Original German DRL - German National Union for Physical Training Badge in Bronze / post WW2 - 1957 pattern - no swastika, IN VERY NICE CONDITION - PERFECT PIN DEVICE, MAKER: STEINHAUER & LUECK (ST&L), WITH TYPICAL EARLY TYPE CLOSED HINGE BLOCK & WIDE PINE DEVICE, A VERY GOOD EXAMPLE, DIMENSIONS: cca 48 x 38 mm
FEW FACTS ABOUT THE 1957 PATTERN GERMAN AWARDS:
In 1957 the West German government authorised replacement Iron Crosses with an Oak Leaf Cluster in place of the swastika, similar to the Iron Crosses of 1813, 1870, and 1914, which could be worn by World War II Iron Cross recipients. The 1957 law also authorised de-Nazified versions of most other World War II–era decorations (except those specifically associated with Nazi Party organizations, such as SS Long Service medals, or with the expansion of the German Reich, such as the medals for the annexation of Austria, the Sudetenland, and the Memel region). The main government contract to manufacture and supply these new de-nazified WW2 1957 official decorations went to the world famous German firm Steinhauer & Lueck, Luedenscheid Germany.

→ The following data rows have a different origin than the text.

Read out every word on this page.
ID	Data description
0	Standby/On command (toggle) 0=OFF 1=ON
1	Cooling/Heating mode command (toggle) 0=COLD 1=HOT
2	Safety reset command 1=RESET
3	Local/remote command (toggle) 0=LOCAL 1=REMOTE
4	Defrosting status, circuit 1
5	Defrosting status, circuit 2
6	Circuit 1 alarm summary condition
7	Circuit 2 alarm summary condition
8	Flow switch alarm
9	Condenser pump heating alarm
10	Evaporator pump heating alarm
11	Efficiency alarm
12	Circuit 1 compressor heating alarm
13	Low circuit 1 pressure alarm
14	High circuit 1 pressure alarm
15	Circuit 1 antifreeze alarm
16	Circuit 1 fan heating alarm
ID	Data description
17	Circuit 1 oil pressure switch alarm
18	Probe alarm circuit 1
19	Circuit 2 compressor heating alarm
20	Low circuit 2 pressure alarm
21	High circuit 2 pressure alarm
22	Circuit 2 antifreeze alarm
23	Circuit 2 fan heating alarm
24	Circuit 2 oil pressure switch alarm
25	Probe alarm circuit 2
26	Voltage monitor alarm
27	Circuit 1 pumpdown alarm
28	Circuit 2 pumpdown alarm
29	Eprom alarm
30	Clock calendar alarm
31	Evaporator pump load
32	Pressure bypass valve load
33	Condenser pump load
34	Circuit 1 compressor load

Knights Crosses, Iron Crosses , Wound Badges, Tank Assault Badges etc were re-designed by Steinhauer & Lück - often with the oak-leaf spray replacing the swastika, with S&L having the sole patent rights to all WW2 1957 German decorations. S&L did not have the whole monopoly on medal making, other famous firms such as Deschler & Sohn, BH Maher and Juncker also manufactured these new German decorations. Lüdenscheid is situated between the cities Dortmund and Bonn. It was here that one of the youngest medal firms was founded in 1889 by August Steinhauer and Gustav Adolf Lück. The first production began in a cellar, the customer base continued to increase. A property was bought at 51 Hochstrasse which is still home for this famous company today. During WW2 Steinhauer & Lück produced medals and badges, like the famous Knights Cross and many other types of medals and badges. In 1957 this company was awarded the contract to produce all the newly re-designed legal WW2 1957 de-nazified decorations, plus the contract to manufacture all of Germany's official decorations including Germany's highest order the Bundesverdienstkreuz. Only a very limited number of original WW2 1957 medals are still produced, mainly Iron Crosses, German Cross Gold & Silver & Wound Badges and are considered 100% genuine by the German Government.
HISTORY OF THE AWARD:
DRA/DRL - German National Union for Physical Training Badge - (Deutsches Reichsbund für Leibesübungen). Originally introduced as DRA Badge shortly after the 1913 Olympic games as an incentive to promote physical training among the German population. On its introduction the badge was issued in two grades, bronze and gold and was only awarded to males who met the required criteria. In 1920 a silver grade of the badge was introduced and in 1921 award of the badge was expanded to include eligible females. The bronze badge was awarded to personnel between the ages of 18 and 32 years old who passed the required level of physical training in a twelve month period. In 1933 control of physical training was passed to the Deutsches Reichsbund für Leibesübungen. (German National Union for Physical Training), and the DRA badge was discontinued and replaced by a new DRL badge of the same design with only a change in the central lettering. In 1937 the DRL badge was modified with the addition of a swastika to the bottom of the oak-leaf wreath. The badge is a struck bronze award, which is in the form of a 50mm tall, vertical oval oak leaf wreath, with a mobile swastika and bow to its base, encompassing the stylized, cut-out letters, "DRL." To the reverse is a vertical pin-back device, hinged to its top and with a catch to its base.